Article Text


Clinical and research medicine: Pace and Cardiac Electrophysiology
e0552 The analysis of cause and incidence of nonresponse after cardiac resynchronisation therapy
  1. Dongmei Wang,
  2. Yaling Han,
  3. Hongyun Zang,
  4. Haibo Yu,
  5. Donghong Zhang
  1. Shenyang Northern Hospital


Introduction The aim of this study was to observe the incidence of CRT nonresponse in our center and investigate the possible reasons to lead to CRT nonresponse.

Methods 112 patients with CRT implantation were included in this study. There were 33 with ischaemic heart disease and 79 with non-ischaemic heart disease, 23 patients with permanent atrial fibrillation, 59 in NYHA class III and 53 in class IV. Patients were followed up more than 1 year. CRT response was defined as the improvement in NYHA class of ≥1 grade and 6-min walk test (6-MWT) of ≥25% and/or the increase of left ventricular ejection fraction (LVEF) of ≥15%.

Results The all mortality was 11.61%, the reasons of death were due to heart failure aggravation in 3 patients, sudden death in 4, acute myocardial infarction in 2 and noncardiac death in 4. 82 patients had a positive CRT response, but the other 30 patients (26.79%) were nonresponse to CRT including 9 patients (8.04%) with no improvement in NYHA class, 6-MWT and LVEF. 21 patients (18.75%) with no improvement in LVEF but with significant improvement in NYHA class and 6-MWT. Among nonresponders 3 patients died for heart failure aggravation. The basal data before CRT implantation were comparable between CRT response group and nonresponse group (p>0.05). The age, gender, narrow QRS duration before CRT and increased QRS duration after CRT did not impacted in CRT response (p>0.05). Permanent atrial fibrillation (AF) did not lead to CRT nonresponse, among them the incidence of nonresponse was not more than in patients without AF (17.39% vs 25.84%, p>0.05). There was also no relation between different RV pacing leads position and the incidence of CRT nonresponse (27.06% in RV apex leads vs 25.93% in RV septum, p>0.05). There were 6 patients with right bundle branch block (RBBB), 5 of them had nonrespons to CRT (83.33%, p<0.01). The patients with non-ischaemic heart disease had higher incidence than patients with ischaemic heart disease (32.05% vs 14.71%, p<0.05). LV lead positions can impact CRT response. The incidence of CRT nonresponse was 23.08% in lateral marginal, 22.22% in posterolateral vein, 38.10% in middle cardiac vein and 75% in great cardiac vein (p<0.01).
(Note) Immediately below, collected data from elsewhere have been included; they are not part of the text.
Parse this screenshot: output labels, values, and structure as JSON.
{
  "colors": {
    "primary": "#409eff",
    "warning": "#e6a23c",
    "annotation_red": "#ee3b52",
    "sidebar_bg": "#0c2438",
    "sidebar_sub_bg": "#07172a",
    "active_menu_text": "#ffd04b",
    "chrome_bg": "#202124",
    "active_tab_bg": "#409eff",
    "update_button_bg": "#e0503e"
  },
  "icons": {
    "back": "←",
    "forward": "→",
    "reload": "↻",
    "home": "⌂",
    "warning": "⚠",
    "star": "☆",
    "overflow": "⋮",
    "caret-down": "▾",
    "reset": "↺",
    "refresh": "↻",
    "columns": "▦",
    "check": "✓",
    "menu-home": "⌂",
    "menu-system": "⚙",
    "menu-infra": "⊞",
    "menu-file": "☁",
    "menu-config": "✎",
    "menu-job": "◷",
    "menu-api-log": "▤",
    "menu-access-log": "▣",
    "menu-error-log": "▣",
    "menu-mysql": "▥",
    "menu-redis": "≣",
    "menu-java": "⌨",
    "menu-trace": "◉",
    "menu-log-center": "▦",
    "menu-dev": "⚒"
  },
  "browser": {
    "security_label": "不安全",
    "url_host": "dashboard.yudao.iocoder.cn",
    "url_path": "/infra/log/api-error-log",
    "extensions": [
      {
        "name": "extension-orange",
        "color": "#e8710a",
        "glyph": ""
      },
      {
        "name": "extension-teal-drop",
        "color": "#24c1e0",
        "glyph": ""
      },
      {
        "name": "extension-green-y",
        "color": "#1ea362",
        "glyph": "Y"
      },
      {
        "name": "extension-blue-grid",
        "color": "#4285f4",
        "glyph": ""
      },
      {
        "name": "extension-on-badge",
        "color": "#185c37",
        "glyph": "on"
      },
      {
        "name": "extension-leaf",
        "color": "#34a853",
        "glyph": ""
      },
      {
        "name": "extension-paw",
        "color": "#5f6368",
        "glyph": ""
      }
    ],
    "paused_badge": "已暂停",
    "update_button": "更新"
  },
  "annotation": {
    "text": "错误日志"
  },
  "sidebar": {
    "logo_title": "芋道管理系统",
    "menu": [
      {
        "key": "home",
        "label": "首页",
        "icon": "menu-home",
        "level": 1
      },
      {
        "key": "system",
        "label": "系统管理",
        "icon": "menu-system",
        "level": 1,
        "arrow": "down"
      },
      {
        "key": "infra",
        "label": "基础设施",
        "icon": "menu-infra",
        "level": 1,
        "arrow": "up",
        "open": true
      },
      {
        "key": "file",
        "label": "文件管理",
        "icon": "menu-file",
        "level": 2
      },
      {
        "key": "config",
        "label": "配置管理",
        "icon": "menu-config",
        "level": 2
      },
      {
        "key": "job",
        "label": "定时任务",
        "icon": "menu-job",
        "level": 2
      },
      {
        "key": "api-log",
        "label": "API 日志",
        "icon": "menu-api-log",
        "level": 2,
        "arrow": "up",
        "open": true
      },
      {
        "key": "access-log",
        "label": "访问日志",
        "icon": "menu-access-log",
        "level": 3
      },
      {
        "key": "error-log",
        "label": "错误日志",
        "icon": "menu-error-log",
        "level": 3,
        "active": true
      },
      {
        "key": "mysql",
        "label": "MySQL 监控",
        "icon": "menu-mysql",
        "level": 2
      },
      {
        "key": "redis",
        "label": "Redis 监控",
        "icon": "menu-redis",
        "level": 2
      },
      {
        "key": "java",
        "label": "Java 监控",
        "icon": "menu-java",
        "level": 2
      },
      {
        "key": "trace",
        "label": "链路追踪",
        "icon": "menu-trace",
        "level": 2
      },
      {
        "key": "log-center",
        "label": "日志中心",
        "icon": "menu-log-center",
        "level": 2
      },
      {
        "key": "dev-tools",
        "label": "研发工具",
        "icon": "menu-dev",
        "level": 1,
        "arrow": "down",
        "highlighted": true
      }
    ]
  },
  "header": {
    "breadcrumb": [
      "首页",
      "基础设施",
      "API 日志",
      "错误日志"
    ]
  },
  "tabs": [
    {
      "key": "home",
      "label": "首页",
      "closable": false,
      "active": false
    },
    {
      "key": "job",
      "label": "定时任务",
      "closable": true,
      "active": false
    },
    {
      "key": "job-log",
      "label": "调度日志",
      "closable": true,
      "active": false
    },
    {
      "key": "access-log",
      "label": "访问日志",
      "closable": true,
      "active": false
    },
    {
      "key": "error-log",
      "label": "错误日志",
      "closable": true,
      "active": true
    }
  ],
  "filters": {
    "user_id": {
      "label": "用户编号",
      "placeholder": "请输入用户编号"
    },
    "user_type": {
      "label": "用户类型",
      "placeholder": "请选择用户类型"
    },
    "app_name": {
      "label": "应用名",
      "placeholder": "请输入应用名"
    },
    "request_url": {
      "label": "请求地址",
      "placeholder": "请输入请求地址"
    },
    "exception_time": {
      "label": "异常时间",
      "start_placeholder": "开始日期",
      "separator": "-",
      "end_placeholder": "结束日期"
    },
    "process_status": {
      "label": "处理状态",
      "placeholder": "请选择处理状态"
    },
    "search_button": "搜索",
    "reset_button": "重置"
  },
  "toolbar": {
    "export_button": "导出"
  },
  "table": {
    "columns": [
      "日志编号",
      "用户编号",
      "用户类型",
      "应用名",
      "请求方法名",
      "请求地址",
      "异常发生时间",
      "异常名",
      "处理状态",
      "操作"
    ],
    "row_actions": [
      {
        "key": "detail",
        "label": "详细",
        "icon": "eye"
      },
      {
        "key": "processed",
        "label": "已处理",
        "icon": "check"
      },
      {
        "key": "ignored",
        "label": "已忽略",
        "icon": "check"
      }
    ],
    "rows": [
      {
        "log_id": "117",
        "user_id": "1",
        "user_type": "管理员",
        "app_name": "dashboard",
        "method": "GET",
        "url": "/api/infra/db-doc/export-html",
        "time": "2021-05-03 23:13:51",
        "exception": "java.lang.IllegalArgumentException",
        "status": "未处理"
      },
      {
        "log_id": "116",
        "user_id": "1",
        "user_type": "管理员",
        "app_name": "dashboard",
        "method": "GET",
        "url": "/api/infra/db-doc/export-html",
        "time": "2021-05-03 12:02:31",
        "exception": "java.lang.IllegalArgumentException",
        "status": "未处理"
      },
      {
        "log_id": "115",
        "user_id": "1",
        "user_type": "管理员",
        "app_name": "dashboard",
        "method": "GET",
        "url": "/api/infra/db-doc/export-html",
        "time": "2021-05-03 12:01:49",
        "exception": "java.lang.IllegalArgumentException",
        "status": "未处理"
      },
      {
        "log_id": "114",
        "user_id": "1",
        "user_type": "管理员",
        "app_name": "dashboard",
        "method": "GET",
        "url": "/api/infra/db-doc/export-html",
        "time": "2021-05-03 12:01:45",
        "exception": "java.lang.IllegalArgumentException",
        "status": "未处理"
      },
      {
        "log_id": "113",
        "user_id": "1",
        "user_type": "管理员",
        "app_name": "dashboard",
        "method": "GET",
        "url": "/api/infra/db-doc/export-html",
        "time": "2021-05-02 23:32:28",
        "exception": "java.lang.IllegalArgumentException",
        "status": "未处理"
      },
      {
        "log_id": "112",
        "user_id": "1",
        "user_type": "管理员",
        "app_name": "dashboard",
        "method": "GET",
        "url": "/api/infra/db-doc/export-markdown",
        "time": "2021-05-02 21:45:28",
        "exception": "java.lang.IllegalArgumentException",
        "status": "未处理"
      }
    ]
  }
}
Conclusions The incidence of CRT nonresponse was higher in patients with non-ischaemic heart disease than with ischaemic heart disease since coronary angioplasty had been completed in the criminal vessels. Although QRS duration was obviously wider in RBBB, the incidence of CRT nonresponse was still significant increase. LV pacing lead positions was the crucial factor to response of CRT.